In our county we have a two-tier EMS system. Fire departments provide a first response and Sunstar, a private enterprise, provides the transport. While the ambulance may occasionally arrive first, the fire departments average a 3- to 4-minute response.

On my last duty day, we waited 25 minutes for the ambulance to arrive. This hardly sounds like things were fine in the hands of Sunstar. I challenge the letter writer to find even one incident where Sunstar was able to produce a "jaws of life," a boat, a rope tech or hazmat gear from their units. This is why we have a fire department response.
-- Lt. T. Allegretti, Clearwater Fire & Rescue

Media blow hurricane threat out of proportion

Re: Media add to hysteria over approach of hurricanes, letter, May 28.

Hurrah for the letter writer; he has hit the nail right on the head. The media have always and will more than likely continue to blow the hurricane situation out of proportion.

I grew up in Rhode Island, where they had severe hurricanes almost yearly (noreasters, as they were called) and all the media would do is pass on locations. Today, they say "the worst ever" or "take measures, evacuate flood zones A, B, C and D," or "plywood is running low; stock up on water and batteries."

The people who live by the water probably know by now that these things are just facts of life. I have been here since 1969, and even the strongest hurricane has not warranted the exaggeration the media have put on it, especially Channel 13's Paul Dellegatto. He is the worst of all about trying to put the fear for life into us out here.
-- Paul Johnson, Palm Harbor

Let's invest in projects that benefit the taxpayers

I have read enough on the bayfront in Clearwater. Is this for real? Lease the property to George de Guardiola for 99 years at $1 a year.

I would suggest using any bonds on a desalination plant, not on an open contract on the bayfront. That way we would know where the money will be going.

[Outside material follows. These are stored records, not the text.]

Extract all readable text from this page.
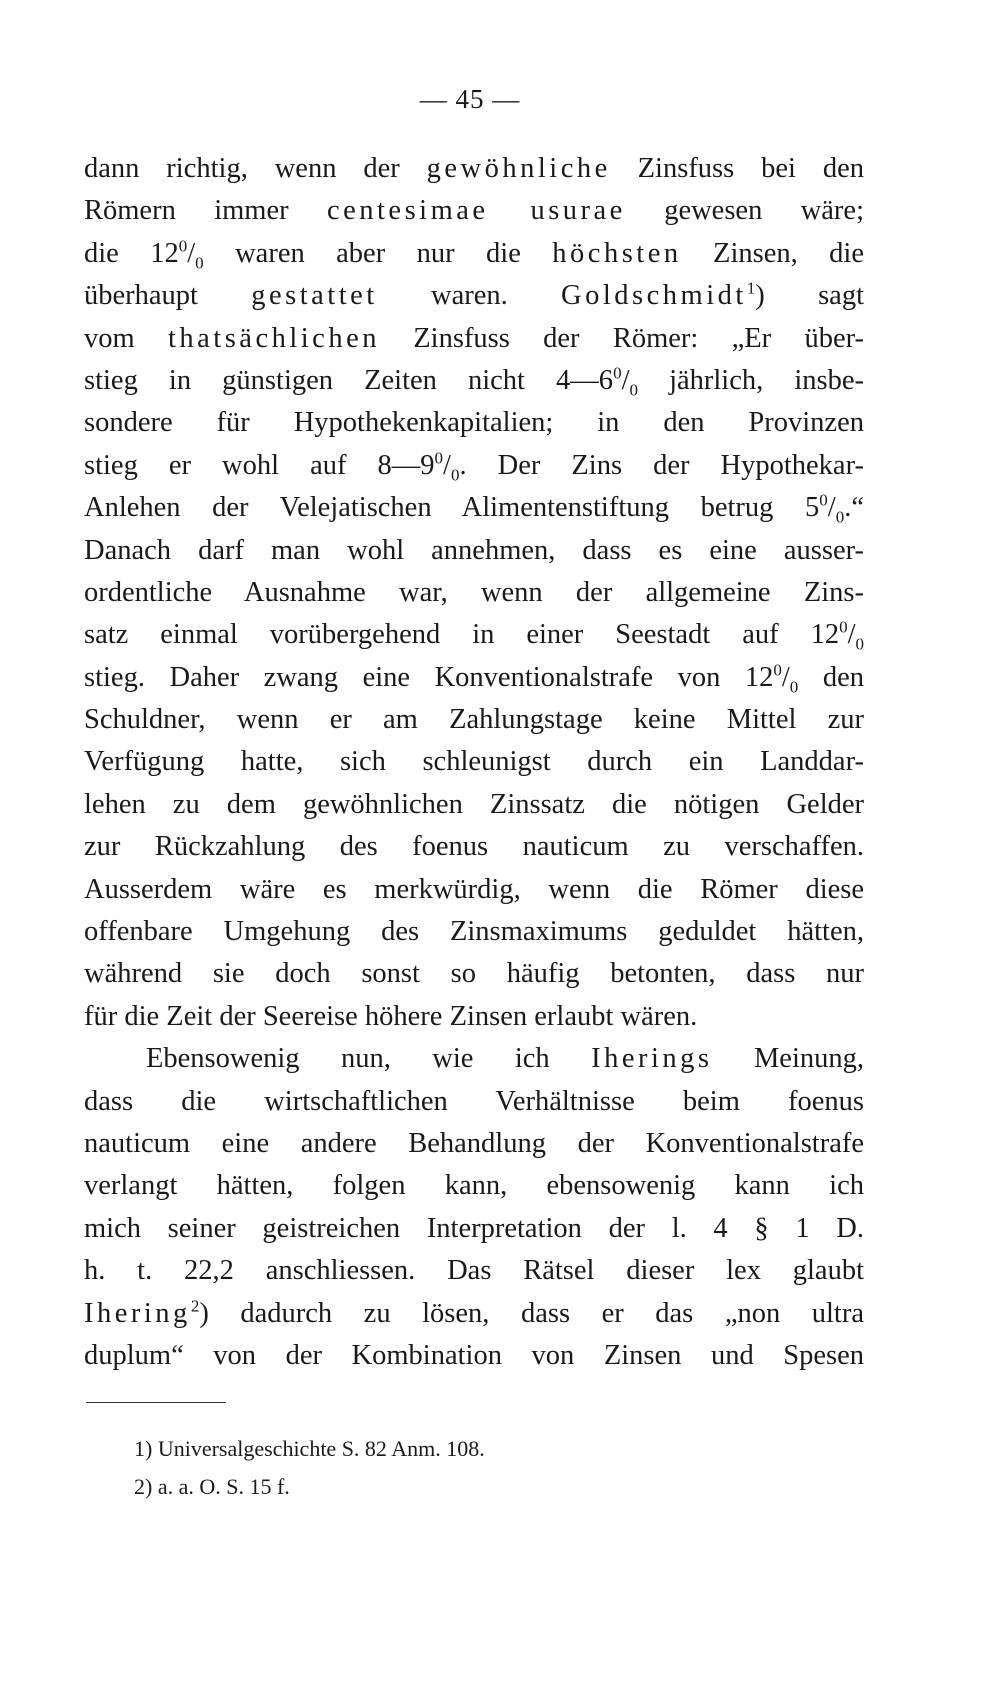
— 45 —
dann richtig, wenn der gewöhnliche Zinsfuss bei den
Römern immer centesimae usurae gewesen wäre;
die $12^0/_0$ waren aber nur die höchsten Zinsen, die
überhaupt gestattet waren. Goldschmidt$^1$) sagt
vom thatsächlichen Zinsfuss der Römer: „Er über-
stieg in günstigen Zeiten nicht $4—6^0/_0$ jährlich, insbe-
sondere für Hypothekenkapitalien; in den Provinzen
stieg er wohl auf $8—9^0/_0$. Der Zins der Hypothekar-
Anlehen der Velejatischen Alimentenstiftung betrug $5^0/_0.“$
Danach darf man wohl annehmen, dass es eine ausser-
ordentliche Ausnahme war, wenn der allgemeine Zins-
satz einmal vorübergehend in einer Seestadt auf $12^0/_0$
stieg. Daher zwang eine Konventionalstrafe von $12^0/_0$ den
Schuldner, wenn er am Zahlungstage keine Mittel zur
Verfügung hatte, sich schleunigst durch ein Landdar-
lehen zu dem gewöhnlichen Zinssatz die nötigen Gelder
zur Rückzahlung des foenus nauticum zu verschaffen.
Ausserdem wäre es merkwürdig, wenn die Römer diese
offenbare Umgehung des Zinsmaximums geduldet hätten,
während sie doch sonst so häufig betonten, dass nur
für die Zeit der Seereise höhere Zinsen erlaubt wären.
Ebensowenig nun, wie ich Iherings Meinung,
dass die wirtschaftlichen Verhältnisse beim foenus
nauticum eine andere Behandlung der Konventionalstrafe
verlangt hätten, folgen kann, ebensowenig kann ich
mich seiner geistreichen Interpretation der l. 4 § 1 D.
h. t. 22,2 anschliessen. Das Rätsel dieser lex glaubt
Ihering$^2$) dadurch zu lösen, dass er das „non ultra
duplum“ von der Kombination von Zinsen und Spesen
1) Universalgeschichte S. 82 Anm. 108.
2) a. a. O. S. 15 f.
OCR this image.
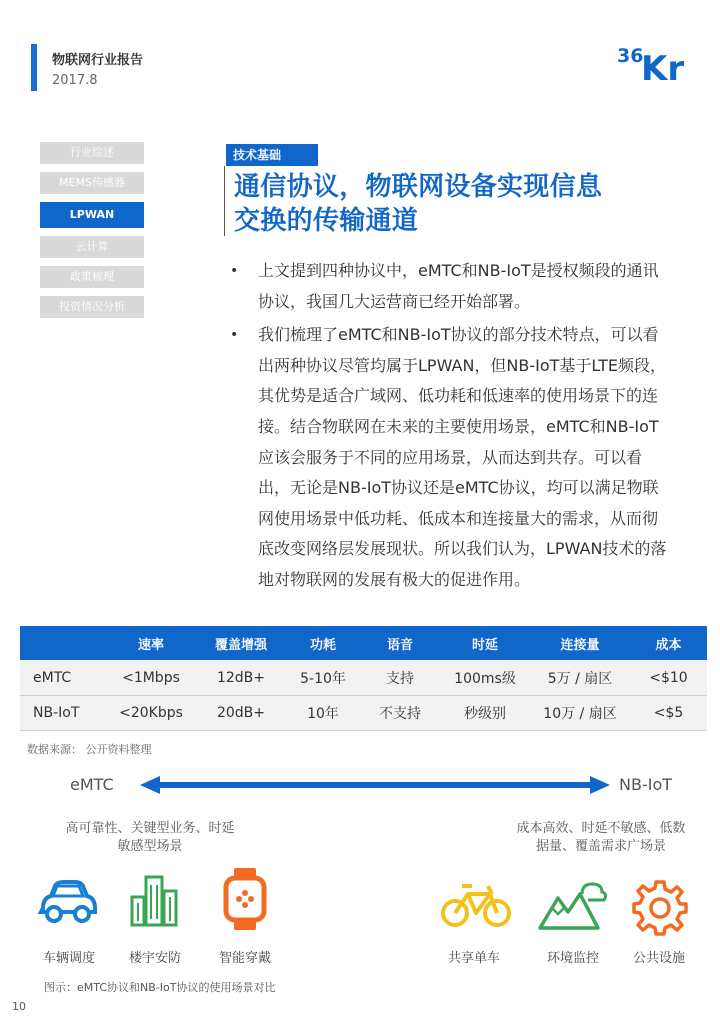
物联网行业报告
2017.8
36
Kr
行业综述
MEMS传感器
LPWAN
云计算
政策梳理
投资情况分析
技术基础
通信协议，物联网设备实现信息
交换的传输通道
• 上文提到四种协议中，eMTC和NB-IoT是授权频段的通讯协议，我国几大运营商已经开始部署。
• 我们梳理了eMTC和NB-IoT协议的部分技术特点，可以看出两种协议尽管均属于LPWAN，但NB-IoT基于LTE频段，其优势是适合广域网、低功耗和低速率的使用场景下的连接。结合物联网在未来的主要使用场景，eMTC和NB-IoT应该会服务于不同的应用场景，从而达到共存。可以看出，无论是NB-IoT协议还是eMTC协议，均可以满足物联网使用场景中低功耗、低成本和连接量大的需求，从而彻底改变网络层发展现状。所以我们认为，LPWAN技术的落地对物联网的发展有极大的促进作用。
	速率	覆盖增强	功耗	语音	时延	连接量	成本
eMTC	<1Mbps	12dB+	5-10年	支持	100ms级	5万 / 扇区	<$10
NB-IoT	<20Kbps	20dB+	10年	不支持	秒级别	10万 / 扇区	<$5
数据来源： 公开资料整理
eMTC	NB-IoT
高可靠性、关键型业务、时延
敏感型场景
成本高效、时延不敏感、低数
据量、覆盖需求广场景
车辆调度	楼宇安防	智能穿戴	共享单车	环境监控	公共设施
图示：eMTC协议和NB-IoT协议的使用场景对比
10
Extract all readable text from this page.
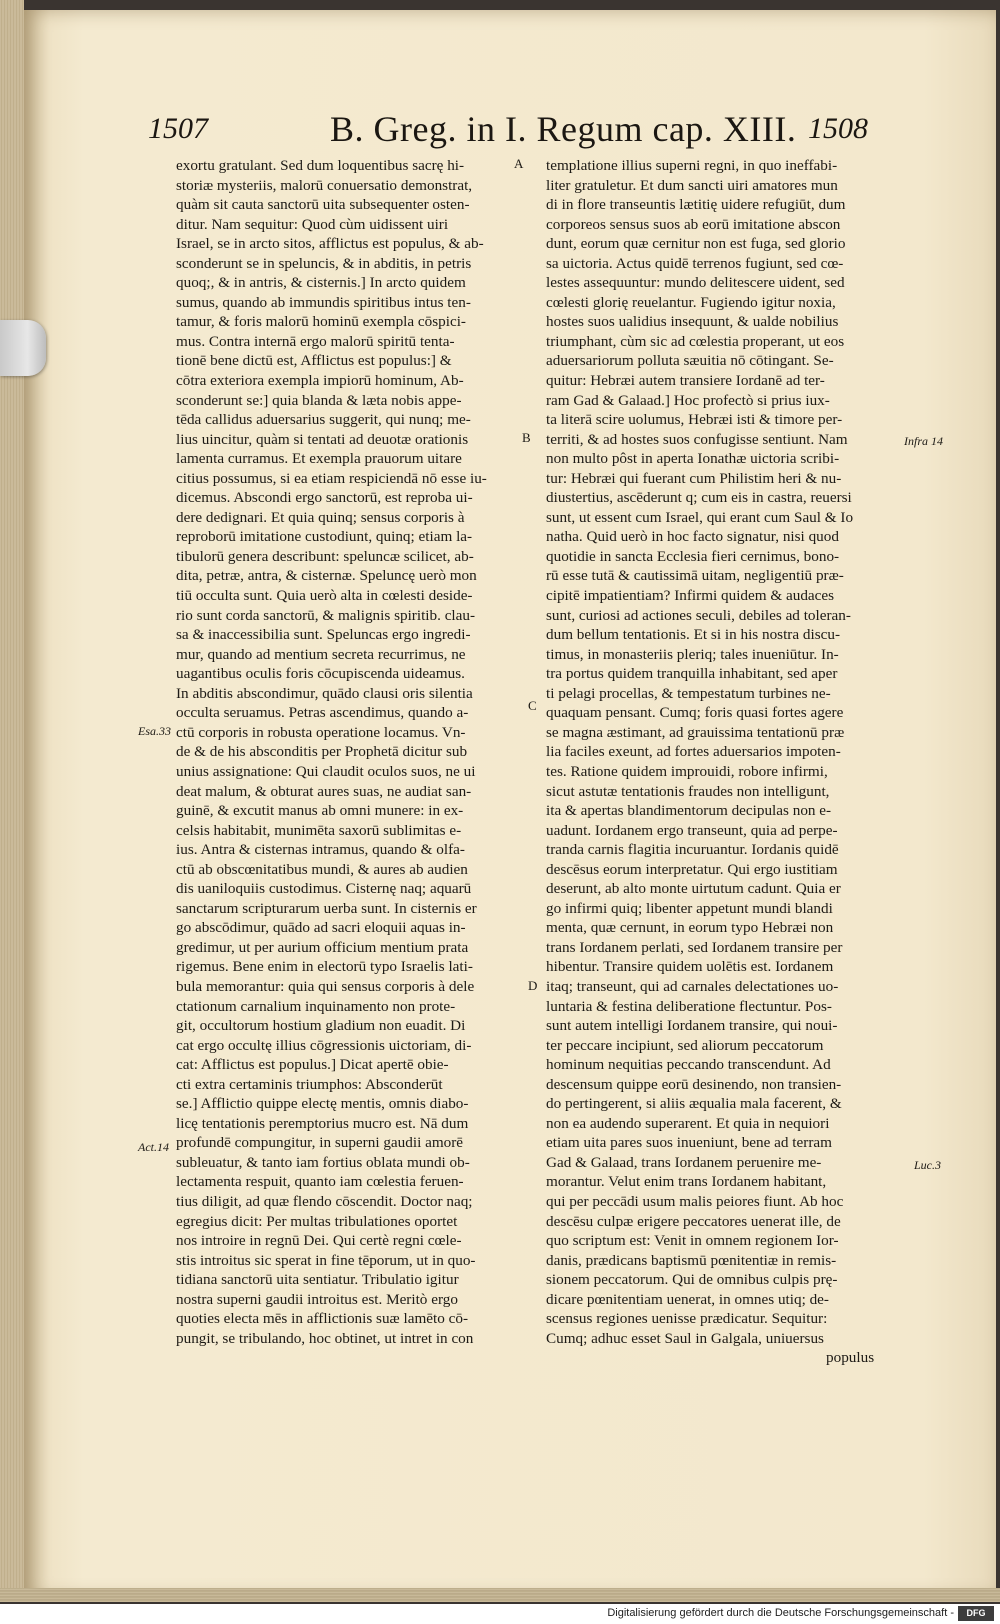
1507	B. Greg. in I. Regum cap. XIII. 1508
A
B
C
D
Esa.33
Act.14
Infra 14
Luc.3
exortu gratulant. Sed dum loquentibus sacrę hi-
storiæ mysteriis, malorū conuersatio demonstrat,
quàm sit cauta sanctorū uita subsequenter osten-
ditur. Nam sequitur: Quod cùm uidissent uiri
Israel, se in arcto sitos, afflictus est populus, & ab-
sconderunt se in speluncis, & in abditis, in petris
quoq;, & in antris, & cisternis.] In arcto quidem
sumus, quando ab immundis spiritibus intus ten-
tamur, & foris malorū hominū exempla cōspici-
mus. Contra internā ergo malorū spiritū tenta-
tionē bene dictū est, Afflictus est populus:] &
cōtra exteriora exempla impiorū hominum, Ab-
sconderunt se:] quia blanda & læta nobis appe-
tēda callidus aduersarius suggerit, qui nunq; me-
lius uincitur, quàm si tentati ad deuotæ orationis
lamenta curramus. Et exempla prauorum uitare
citius possumus, si ea etiam respiciendā nō esse iu-
dicemus. Abscondi ergo sanctorū, est reproba ui-
dere dedignari. Et quia quinq; sensus corporis à
reproborū imitatione custodiunt, quinq; etiam la-
tibulorū genera describunt: speluncæ scilicet, ab-
dita, petræ, antra, & cisternæ. Speluncę uerò mon
tiū occulta sunt. Quia uerò alta in cœlesti deside-
rio sunt corda sanctorū, & malignis spiritib. clau-
sa & inaccessibilia sunt. Speluncas ergo ingredi-
mur, quando ad mentium secreta recurrimus, ne
uagantibus oculis foris cōcupiscenda uideamus.
In abditis abscondimur, quādo clausi oris silentia
occulta seruamus. Petras ascendimus, quando a-
ctū corporis in robusta operatione locamus. Vn-
de & de his absconditis per Prophetā dicitur sub
unius assignatione: Qui claudit oculos suos, ne ui
deat malum, & obturat aures suas, ne audiat san-
guinē, & excutit manus ab omni munere: in ex-
celsis habitabit, munimēta saxorū sublimitas e-
ius. Antra & cisternas intramus, quando & olfa-
ctū ab obscœnitatibus mundi, & aures ab audien
dis uaniloquiis custodimus. Cisternę naq; aquarū
sanctarum scripturarum uerba sunt. In cisternis er
go abscōdimur, quādo ad sacri eloquii aquas in-
gredimur, ut per aurium officium mentium prata
rigemus. Bene enim in electorū typo Israelis lati-
bula memorantur: quia qui sensus corporis à dele
ctationum carnalium inquinamento non prote-
git, occultorum hostium gladium non euadit. Di
cat ergo occultę illius cōgressionis uictoriam, di-
cat: Afflictus est populus.] Dicat apertē obie-
cti extra certaminis triumphos: Absconderūt
se.] Afflictio quippe electę mentis, omnis diabo-
licę tentationis peremptorius mucro est. Nā dum
profundē compungitur, in superni gaudii amorē
subleuatur, & tanto iam fortius oblata mundi ob-
lectamenta respuit, quanto iam cœlestia feruen-
tius diligit, ad quæ flendo cōscendit. Doctor naq;
egregius dicit: Per multas tribulationes oportet
nos introire in regnū Dei. Qui certè regni cœle-
stis introitus sic sperat in fine tēporum, ut in quo-
tidiana sanctorū uita sentiatur. Tribulatio igitur
nostra superni gaudii introitus est. Meritò ergo
quoties electa mēs in afflictionis suæ lamēto cō-
pungit, se tribulando, hoc obtinet, ut intret in con
templatione illius superni regni, in quo ineffabi-
liter gratuletur. Et dum sancti uiri amatores mun
di in flore transeuntis lætitię uidere refugiūt, dum
corporeos sensus suos ab eorū imitatione abscon
dunt, eorum quæ cernitur non est fuga, sed glorio
sa uictoria. Actus quidē terrenos fugiunt, sed cœ-
lestes assequuntur: mundo delitescere uident, sed
cœlesti glorię reuelantur. Fugiendo igitur noxia,
hostes suos ualidius insequunt, & ualde nobilius
triumphant, cùm sic ad cœlestia properant, ut eos
aduersariorum polluta sæuitia nō cōtingant. Se-
quitur: Hebræi autem transiere Iordanē ad ter-
ram Gad & Galaad.] Hoc profectò si prius iux-
ta literā scire uolumus, Hebræi isti & timore per-
territi, & ad hostes suos confugisse sentiunt. Nam
non multo pôst in aperta Ionathæ uictoria scribi-
tur: Hebræi qui fuerant cum Philistim heri & nu-
diustertius, ascēderunt q; cum eis in castra, reuersi
sunt, ut essent cum Israel, qui erant cum Saul & Io
natha. Quid uerò in hoc facto signatur, nisi quod
quotidie in sancta Ecclesia fieri cernimus, bono-
rū esse tutā & cautissimā uitam, negligentiū præ-
cipitē impatientiam? Infirmi quidem & audaces
sunt, curiosi ad actiones seculi, debiles ad toleran-
dum bellum tentationis. Et si in his nostra discu-
timus, in monasteriis pleriq; tales inueniūtur. In-
tra portus quidem tranquilla inhabitant, sed aper
ti pelagi procellas, & tempestatum turbines ne-
quaquam pensant. Cumq; foris quasi fortes agere
se magna æstimant, ad grauissima tentationū præ
lia faciles exeunt, ad fortes aduersarios impoten-
tes. Ratione quidem improuidi, robore infirmi,
sicut astutæ tentationis fraudes non intelligunt,
ita & apertas blandimentorum decipulas non e-
uadunt. Iordanem ergo transeunt, quia ad perpe-
tranda carnis flagitia incuruantur. Iordanis quidē
descēsus eorum interpretatur. Qui ergo iustitiam
deserunt, ab alto monte uirtutum cadunt. Quia er
go infirmi quiq; libenter appetunt mundi blandi
menta, quæ cernunt, in eorum typo Hebræi non
trans Iordanem perlati, sed Iordanem transire per
hibentur. Transire quidem uolētis est. Iordanem
itaq; transeunt, qui ad carnales delectationes uo-
luntaria & festina deliberatione flectuntur. Pos-
sunt autem intelligi Iordanem transire, qui noui-
ter peccare incipiunt, sed aliorum peccatorum
hominum nequitias peccando transcendunt. Ad
descensum quippe eorū desinendo, non transien-
do pertingerent, si aliis æqualia mala facerent, &
non ea audendo superarent. Et quia in nequiori
etiam uita pares suos inueniunt, bene ad terram
Gad & Galaad, trans Iordanem peruenire me-
morantur. Velut enim trans Iordanem habitant,
qui per peccādi usum malis peiores fiunt. Ab hoc
descēsu culpæ erigere peccatores uenerat ille, de
quo scriptum est: Venit in omnem regionem Ior-
danis, prædicans baptismū pœnitentiæ in remis-
sionem peccatorum. Qui de omnibus culpis prę-
dicare pœnitentiam uenerat, in omnes utiq; de-
scensus regiones uenisse prædicatur. Sequitur:
Cumq; adhuc esset Saul in Galgala, uniuersus
populus
Digitalisierung gefördert durch die Deutsche Forschungsgemeinschaft -	DFG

We have had two surprises now, on Harborview Center and the roundabout. Let's put our money where the citizens who pay taxes can benefit from the results of the tax.
-- Arthur D. Kidder, Clearwater

Children learn from parents how to behave in public

Re: Rowdy students put bus route in jeopardy, story, April 30.

Public tax dollars are subsidizing Coachman Fundamental Middle School, a public school that provides an upscale education for affluent kids. We are allowing public transportation to be used as a school bus. To whom does the responsibility for the students belong: the school system or the PSTA?

Like parents, like children, I say. The parents disregard traffic regulations. (A petition has been filed with the county and the city protesting the school's use of two streets with 16 combined houses and the blatant disregard for the well-being of residents in our neighborhood.) Children learn from their parents.

I have no children, so why should I contribute to the tax rolls?